Ленин ломился в открытую: следовало заключать мир на любых условиях, и немедленно. Красная Армия еще только формировалась и совершенно не умела воевать… Троцкий, загадочно поблескивая стеклышками пенсне, гнул свое. Он предлагал старую армию распустить, но мира с немцами не подписывать ни в коем разе. Но они же ринутся в наступление… Кто их остановит? А никто! Пускай наступают, пускай завоевывают, пускай делают с нами все, что только захотят, – все равно они окажутся перед судом мирового пролетариата!
Прапорщик Крыленко, смутьян и дезертир, слушал всю эту ахинею и обмирал. Но он уже не смел противоречить. Когда началось голосование, он поднял свою руку не за Ленина, а за Троцкого.
В тот же день, вечером, он сочинил свой приказ № 291: «Какое нам дело, будет или не будет урезана Россия? И какое, наконец, нам дело, будет или не будет существовать сама Россия в том виде, как это доступно пониманию буржуев? Наплевать нам на территорию! Это – плоскость мышления буржуазии, которая раз и навсегда и безвозвратно должна погибнуть… Старую армию расформировать до последнего человека, чтобы от этой крестьянской рухляди не осталось и следов, чтобы сама идея старой армии была растоптана и раздавлена. Новая, социалистическая армия не должна вести войну на внешнем фронте против неприятельской армии… она будет стоять на страже советской власти, как основа ее существования, и вместе с тем главнейшая задача армии будет заключаться еще в том, чтобы раздавить нашу буржуазию».
Немцы немедленно воспользовались этой любезностью советской власти. Начав наступление, они не стали занимать ни Петрограда, ни Москвы, но оккупировали Украину и стали присматриваться к казачьим областям. Вместо огромных и голодных городов они предпочли знаменитые украинские черноземы, угольи РУДУ, зерно и сало. Но жест благодарности они все же сделали: принялись формировать отряды из военнопленных австрийцев и мадьяр. В окопы, на серьезную войну, этот разнопленный сброд не годился, но в карательных акциях был незаменим. Едва разбирая русскую речь, они с упоением закалывали и расстреливали, грабили и жгли.

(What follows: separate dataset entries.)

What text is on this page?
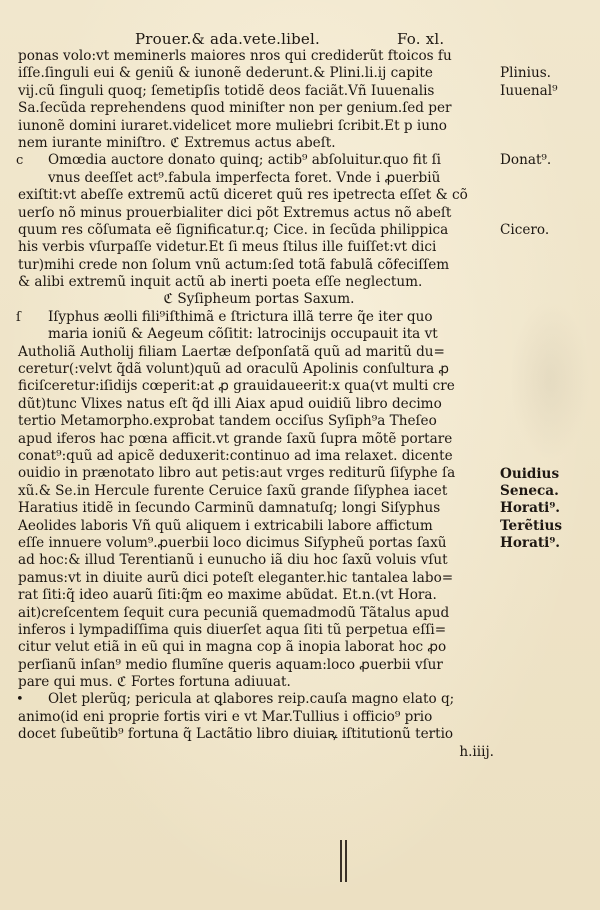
Prouer.& ada.vete.libel.	Fo. xl.
ponas volo:vt meminerls maiores nros qui crediderũt ftoicos fu
iſſe.ſinguli eui & geniũ & iunonẽ dederunt.& Plini.li.ij capite
vij.cũ ſinguli quoq; ſemetipſis totidẽ deos faciãt.Vñ Iuuenalis
Sa.ſecũda reprehendens quod miniſter non per genium.ſed per
iunonẽ domini iuraret.videlicet more muliebri ſcribit.Et p iuno
nem iurante miniſtro. ℭ Extremus actus abeſt.
c Omœdia auctore donato quinq; actib⁹ abſoluitur.quo fit ſi
vnus deeſſet act⁹.fabula imperfecta foret. Vnde i ꝓuerbiũ
exiſtit:vt abeſſe extremũ actũ diceret quũ res ipetrecta eſſet & cõ
uerſo nõ minus prouerbialiter dici põt Extremus actus nõ abeſt
quum res cõſumata eẽ ſignificatur.q; Cice. in ſecũda philippica
his verbis vſurpaſſe videtur.Et ſi meus ſtilus ille fuiſſet:vt dici
tur)mihi crede non ſolum vnũ actum:ſed totã fabulã cõfeciſſem
& alibi extremũ inquit actũ ab inerti poeta eſſe neglectum.
ℭ Syſipheum portas Saxum.
ſ Iſyphus æolli fili⁹iſthimã e ſtrictura illã terre q̃e iter quo
maria ioniũ & Aegeum cõſitit: latrocinijs occupauit ita vt
Autholiã Autholij filiam Laertæ deſponſatã quũ ad maritũ du=
ceretur(:velvt q̃dã volunt)quũ ad oraculũ Apolinis conſultura ꝓ
ficiſceretur:iſidijs cœperit:at ꝓ grauidaueerit:x qua(vt multi cre
dũt)tunc Vlixes natus eſt q̃d illi Aiax apud ouidiũ libro decimo
tertio Metamorpho.exprobat tandem occiſus Syſiph⁹a Theſeo
apud iferos hac pœna afficit.vt grande ſaxũ ſupra mõtẽ portare
conat⁹:quũ ad apicẽ deduxerit:continuo ad ima relaxet. dicente
ouidio in prænotato libro aut petis:aut vrges rediturũ ſiſyphe ſa
xũ.& Se.in Hercule furente Ceruice ſaxũ grande ſiſyphea iacet
Haratius itidẽ in ſecundo Carminũ damnatuſq; longi Siſyphus
Aeolides laboris Vñ quũ aliquem i extricabili labore affictum
eſſe innuere volum⁹.ꝓuerbii loco dicimus Siſypheũ portas ſaxũ
ad hoc:& illud Terentianũ i eunucho iã diu hoc ſaxũ voluis vſut
pamus:vt in diuite aurũ dici poteſt eleganter.hic tantalea labo=
rat ſiti:q̃ ideo auarũ ſiti:q̃m eo maxime abũdat. Et.n.(vt Hora.
ait)creſcentem ſequit cura pecuniã quemadmodũ Tãtalus apud
inferos i lympadiſſima quis diuerſet aqua ſiti tũ perpetua eſſi=
citur velut etiã in eũ qui in magna cop ã inopia laborat hoc ꝓo
perſianũ inſan⁹ medio flumĩne queris aquam:loco ꝓuerbii vſur
pare qui mus. ℭ Fortes fortuna adiuuat.
• Olet plerũq; pericula at ꝗlabores reip.cauſa magno elato q;
animo(id eni proprie fortis viri e vt Mar.Tullius i officio⁹ prio
docet ſubeũtib⁹ fortuna q̃ Lactãtio libro diuiaꝶ iſtitutionũ tertio
h.iiij.
Plinius.
Iuuenal⁹
Donat⁹.
Cicero.
Ouidius
Seneca.
Horati⁹.
Terẽtius
Horati⁹.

По железным дорогам Украины на юг, к Дону, потянулись эшелоны «интернационалистов»: немцев, латышей, мадьяр, китайцев, калмыков, татар. Картавая речь комиссаров воодушевляла их на разжигание пожара мировой революции. Для этого следовало позабыть о человеческом сострадании. Настоящий интернационалист обязан иметь стальное сердце.
Лавр Георгиевич каждый вечер, запираясь в своей комнате, клал на столик возле лампы заряженный пистолет. Положение добровольцев ухудшалось. Корнилов физически ощущал всю тяжесть исторической ответственности за судьбы людей, поверивших в его таланты, в его звезду. Они сделали его имя своим знаменем. Для них он стал Вождем, который не только спасет их от гибели, но и переменит всю обстановку в несчастной России.
Свет в его комнате горел до самого рассвета. Он понимал свою обреченность. Большевики подступали от Харькова, от Царицына и от Новороссийска. Грозило полное окружение.
Видимо, в ближайшие дни придется оставить Новочеркасск и отойти в Ростов…
Днем он окончательно рассорился с генералом Лукомским. Во все времена штабы славились своей способностью к саморазмножению. Но в настоящее время каждый офицер был на счету. Лавр Георгиевич не удержался и сделал выговор Лукомскому: он не допустит, чтобы в штабах народу оказалось больше, чем в строю! Своенравный Лукомский обиделся. Пришлось заменить его генералом Романовским.
Поздно вечером дочь Наталья изловила Хаджиева и стала упрашивать:
– Уговорите папу прийти хоть чаю попить. Скажите: я испек ла его любимые пирожки!
Лавр Георгиевич пришел из штаба поздно. Он объявил семье, что завтра на север уходит последний поезд из Ростова. Всякое сообщение Дона со столицами прекращается. За ночь следует собраться. Хаджиев их проводит на вокзал.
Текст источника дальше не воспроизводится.